In 2021, he and his colleagues published a paper in which they demonstrated that these oscillations are extremely similar to the oscillations observed in the brain, only it is a hydrodynamic system, not electrical signals.

"What matters is not so much what fluctuates and how information is transferred," he explains, "but that it fluctuates and that topology matters - whether one neuron is connected to 100 neurons or only two; whether a neuron is connected only to its neighbors or it is connected to another neuron located very far away.".

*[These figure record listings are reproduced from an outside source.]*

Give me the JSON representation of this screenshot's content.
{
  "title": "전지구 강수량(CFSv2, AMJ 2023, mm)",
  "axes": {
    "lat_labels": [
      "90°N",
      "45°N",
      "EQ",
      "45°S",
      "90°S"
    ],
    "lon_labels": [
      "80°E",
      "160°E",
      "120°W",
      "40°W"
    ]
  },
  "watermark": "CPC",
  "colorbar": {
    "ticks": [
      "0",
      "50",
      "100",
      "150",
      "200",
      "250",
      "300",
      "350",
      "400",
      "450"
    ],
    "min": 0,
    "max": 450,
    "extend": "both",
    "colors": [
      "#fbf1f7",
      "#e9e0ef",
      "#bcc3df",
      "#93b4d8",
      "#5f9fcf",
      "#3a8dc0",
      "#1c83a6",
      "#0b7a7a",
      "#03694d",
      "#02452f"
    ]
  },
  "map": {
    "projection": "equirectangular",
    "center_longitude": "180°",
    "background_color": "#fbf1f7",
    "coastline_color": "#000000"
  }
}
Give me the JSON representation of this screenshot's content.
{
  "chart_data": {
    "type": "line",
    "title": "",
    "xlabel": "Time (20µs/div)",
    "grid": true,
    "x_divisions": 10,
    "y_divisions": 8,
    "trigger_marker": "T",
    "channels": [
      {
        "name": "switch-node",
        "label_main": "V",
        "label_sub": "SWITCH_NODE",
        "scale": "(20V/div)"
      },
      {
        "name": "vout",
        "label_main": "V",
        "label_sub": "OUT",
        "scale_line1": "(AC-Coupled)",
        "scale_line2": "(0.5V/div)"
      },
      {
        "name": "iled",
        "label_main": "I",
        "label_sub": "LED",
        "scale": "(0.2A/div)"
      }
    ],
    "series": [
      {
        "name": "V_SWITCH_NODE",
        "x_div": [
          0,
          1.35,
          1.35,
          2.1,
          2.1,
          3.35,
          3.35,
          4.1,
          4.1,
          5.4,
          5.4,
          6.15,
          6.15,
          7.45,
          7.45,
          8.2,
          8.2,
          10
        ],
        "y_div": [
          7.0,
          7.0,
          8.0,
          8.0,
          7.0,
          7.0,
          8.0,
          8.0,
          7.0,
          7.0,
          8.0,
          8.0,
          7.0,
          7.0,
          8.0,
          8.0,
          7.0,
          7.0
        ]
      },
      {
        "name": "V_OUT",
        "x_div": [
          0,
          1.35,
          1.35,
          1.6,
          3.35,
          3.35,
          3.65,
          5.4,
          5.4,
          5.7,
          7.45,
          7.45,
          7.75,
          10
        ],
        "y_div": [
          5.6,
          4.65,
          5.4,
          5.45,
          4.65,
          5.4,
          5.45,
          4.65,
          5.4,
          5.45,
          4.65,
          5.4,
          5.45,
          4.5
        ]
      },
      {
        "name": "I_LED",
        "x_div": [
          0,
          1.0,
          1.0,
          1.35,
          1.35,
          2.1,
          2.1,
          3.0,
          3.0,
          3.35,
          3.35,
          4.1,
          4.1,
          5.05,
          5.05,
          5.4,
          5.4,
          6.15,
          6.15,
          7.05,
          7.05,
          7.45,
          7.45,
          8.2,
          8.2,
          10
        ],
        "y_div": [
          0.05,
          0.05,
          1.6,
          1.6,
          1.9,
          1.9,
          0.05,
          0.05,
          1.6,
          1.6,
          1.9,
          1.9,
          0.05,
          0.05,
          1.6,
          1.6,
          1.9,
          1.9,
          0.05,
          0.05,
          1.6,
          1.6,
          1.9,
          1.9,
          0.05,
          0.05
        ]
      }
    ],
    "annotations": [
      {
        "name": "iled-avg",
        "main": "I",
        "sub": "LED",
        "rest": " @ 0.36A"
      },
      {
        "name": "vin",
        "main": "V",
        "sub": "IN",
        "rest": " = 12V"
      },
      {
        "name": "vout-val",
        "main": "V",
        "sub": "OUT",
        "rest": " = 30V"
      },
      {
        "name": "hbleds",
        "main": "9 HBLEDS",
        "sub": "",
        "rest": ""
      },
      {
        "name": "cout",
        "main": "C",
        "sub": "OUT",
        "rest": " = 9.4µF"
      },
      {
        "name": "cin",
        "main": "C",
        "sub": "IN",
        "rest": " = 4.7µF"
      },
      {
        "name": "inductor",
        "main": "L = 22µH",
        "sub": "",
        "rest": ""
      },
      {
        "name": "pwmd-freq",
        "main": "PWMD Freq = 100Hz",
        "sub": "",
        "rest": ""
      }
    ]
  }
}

No matter how exciting his actions may seem, any researcher working with him will tell you that P. polycephalum itself is not a brain. As far as we can tell, he is not capable of high-level data processing or abstract thinking.

As intriguing as this idea may look, slime is also not capable of evolving into something similar to a brain. The organism has had a billion years to do this, and it shows no signs of moving in that direction.

From the point of view of general biology, mucosal mold is extremely simple. And it is this fact that changes our understanding of problem solving.

Like other organisms, it needs food, it needs to navigate the environment, it needs a safe place to grow and reproduce. These problems can be complex, and yet P. polycephalum can solve them with its extremely limited cognitive architecture. He does it in his own simple way and with his limitations," says Reed, "but that in itself is one of the beautiful features of the system."

In a sense, this leaves us with an organism-a wet, slimy, damp-loving clot-whose cognition is fundamentally different from our own. Ion can teach us new ways to solve our own problems.

"It teaches us the nature of intelligence by challenging certain views and essentially expanding the concept," Reed said. "It forces us to challenge these long-held anthropocentric beliefs that we are unique and capable of much more than other beings."